Anna rolled on to the floor of the ambulance cab and reached up to open the connecting door to the back. She crawled through and cautiously opened the rear doors. The first thing she saw was Larry and Adam, who had heard shots from higher up the road. Their short machine pistols were drawn. She silently motioned them with her hand to take cover and held up four fingers to indicate the number of assailants. The two of them fanned to either side of the road and, once away from the cover of the ambulance, rolled behind earth banks and began to crawl down the hill.

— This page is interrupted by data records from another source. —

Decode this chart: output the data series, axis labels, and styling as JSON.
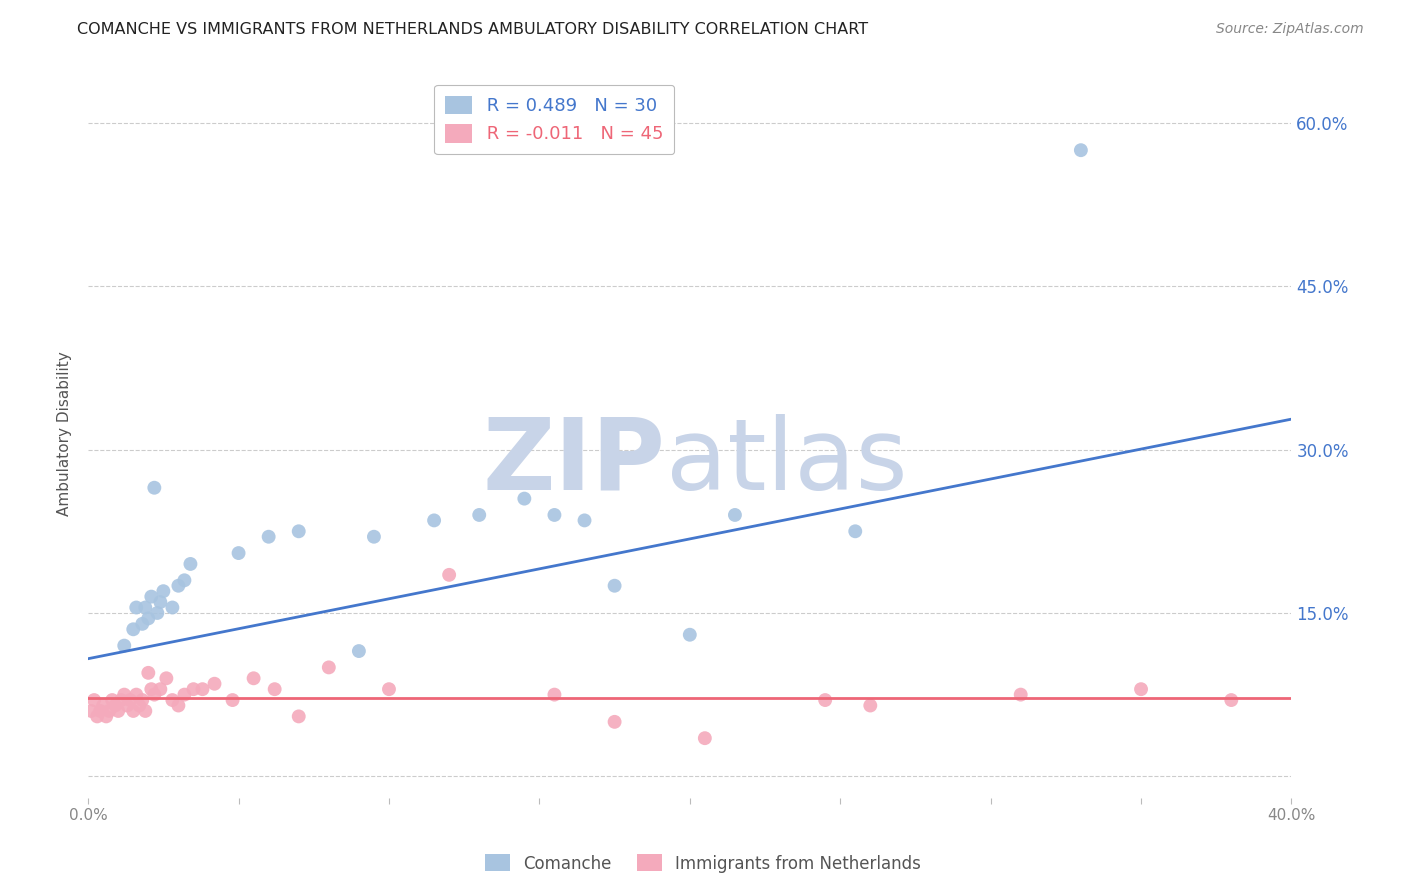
{
  "title": "COMANCHE VS IMMIGRANTS FROM NETHERLANDS AMBULATORY DISABILITY CORRELATION CHART",
  "source": "Source: ZipAtlas.com",
  "ylabel": "Ambulatory Disability",
  "xlabel": "",
  "xlim": [
    0.0,
    0.4
  ],
  "ylim": [
    -0.02,
    0.65
  ],
  "yticks": [
    0.0,
    0.15,
    0.3,
    0.45,
    0.6
  ],
  "ytick_labels": [
    "",
    "15.0%",
    "30.0%",
    "45.0%",
    "60.0%"
  ],
  "xticks": [
    0.0,
    0.05,
    0.1,
    0.15,
    0.2,
    0.25,
    0.3,
    0.35,
    0.4
  ],
  "xtick_labels": [
    "0.0%",
    "",
    "",
    "",
    "",
    "",
    "",
    "",
    "40.0%"
  ],
  "legend_blue_r": "R = 0.489",
  "legend_blue_n": "N = 30",
  "legend_pink_r": "R = -0.011",
  "legend_pink_n": "N = 45",
  "blue_color": "#A8C4E0",
  "pink_color": "#F4AABC",
  "blue_line_color": "#4477CC",
  "pink_line_color": "#EE6677",
  "background_color": "#FFFFFF",
  "grid_color": "#CCCCCC",
  "watermark_zip_color": "#C8D4E8",
  "watermark_atlas_color": "#C8D4E8",
  "title_color": "#222222",
  "axis_label_color": "#555555",
  "right_tick_color": "#4477CC",
  "blue_x": [
    0.022,
    0.012,
    0.015,
    0.016,
    0.018,
    0.019,
    0.02,
    0.021,
    0.023,
    0.024,
    0.025,
    0.028,
    0.03,
    0.032,
    0.034,
    0.05,
    0.06,
    0.07,
    0.09,
    0.095,
    0.115,
    0.13,
    0.145,
    0.155,
    0.165,
    0.175,
    0.2,
    0.215,
    0.255,
    0.33
  ],
  "blue_y": [
    0.265,
    0.12,
    0.135,
    0.155,
    0.14,
    0.155,
    0.145,
    0.165,
    0.15,
    0.16,
    0.17,
    0.155,
    0.175,
    0.18,
    0.195,
    0.205,
    0.22,
    0.225,
    0.115,
    0.22,
    0.235,
    0.24,
    0.255,
    0.24,
    0.235,
    0.175,
    0.13,
    0.24,
    0.225,
    0.575
  ],
  "pink_x": [
    0.001,
    0.002,
    0.003,
    0.004,
    0.005,
    0.006,
    0.007,
    0.008,
    0.009,
    0.01,
    0.011,
    0.012,
    0.013,
    0.014,
    0.015,
    0.016,
    0.017,
    0.018,
    0.019,
    0.02,
    0.021,
    0.022,
    0.024,
    0.026,
    0.028,
    0.03,
    0.032,
    0.035,
    0.038,
    0.042,
    0.048,
    0.055,
    0.062,
    0.07,
    0.08,
    0.1,
    0.12,
    0.155,
    0.175,
    0.205,
    0.245,
    0.26,
    0.31,
    0.35,
    0.38
  ],
  "pink_y": [
    0.06,
    0.07,
    0.055,
    0.06,
    0.065,
    0.055,
    0.06,
    0.07,
    0.065,
    0.06,
    0.07,
    0.075,
    0.065,
    0.07,
    0.06,
    0.075,
    0.065,
    0.07,
    0.06,
    0.095,
    0.08,
    0.075,
    0.08,
    0.09,
    0.07,
    0.065,
    0.075,
    0.08,
    0.08,
    0.085,
    0.07,
    0.09,
    0.08,
    0.055,
    0.1,
    0.08,
    0.185,
    0.075,
    0.05,
    0.035,
    0.07,
    0.065,
    0.075,
    0.08,
    0.07
  ],
  "blue_line_x0": 0.0,
  "blue_line_x1": 0.4,
  "blue_line_y0": 0.108,
  "blue_line_y1": 0.328,
  "pink_line_x0": 0.0,
  "pink_line_x1": 0.4,
  "pink_line_y0": 0.072,
  "pink_line_y1": 0.072
}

Logan slid painfully out of the jeep below the window, knowing that the car’s panels would offer little defence against Anna’s Contender. He began to retreat to the rear of the car, crouching and facing forwards all the time. He saw Laszlo indicate to Eric to move up behind the earth bank towards the rear of the ambulance. Then he saw Laszlo himself drop over the other side of the road, taking advantage of the lull in any sight of Anna. And as he stopped now, seated on the road and with his back pressed against the bumper of the jeep, his gun cradled and loaded in both his hands, and a bead of sweat making its way between his eyes, his mind took one of its revolutions that had always – as long as he could remember back to childhood – spun his senses from confusion to clarity or clarity to confusion. But this time it was the former. Through the turmoil and resentments of the past, through the unnameable grief at the waste of his existence, and from the depths of his self-tortured soul, emerged a clear vision of what he had to do.
His eyes blurred for a brief moment, but he knew he could rely on the cold and deadly killer inside him that had got him into Russia two years before when he had killed the KGB-trained Moscow mafioso who had butchered Anna’s husband, Finn. His hand was steady, his heart was still and hard and the clarity that now burned in his mind was like a drug that swept conflicting thoughts from his head and left one clear and conscious sliver of knowledge remaining. All that he had done – from his years in the CIA and then his abandonment by them, from his days as a mercenary collector and seller of secrets and his original betrayal of Anna, from his restless and inconclusive sojourn at Cougar under Burt’s eye – all his confused and hopeless past, in fact – could be wiped away by this sliver of knowledge. The confusion that had led him to even think – let alone suggest and act upon the suggestion – of betraying Anna a second time, to Laszlo and the Russians, was swept away. The only thing that remained in Logan’s mind was that he had to save her.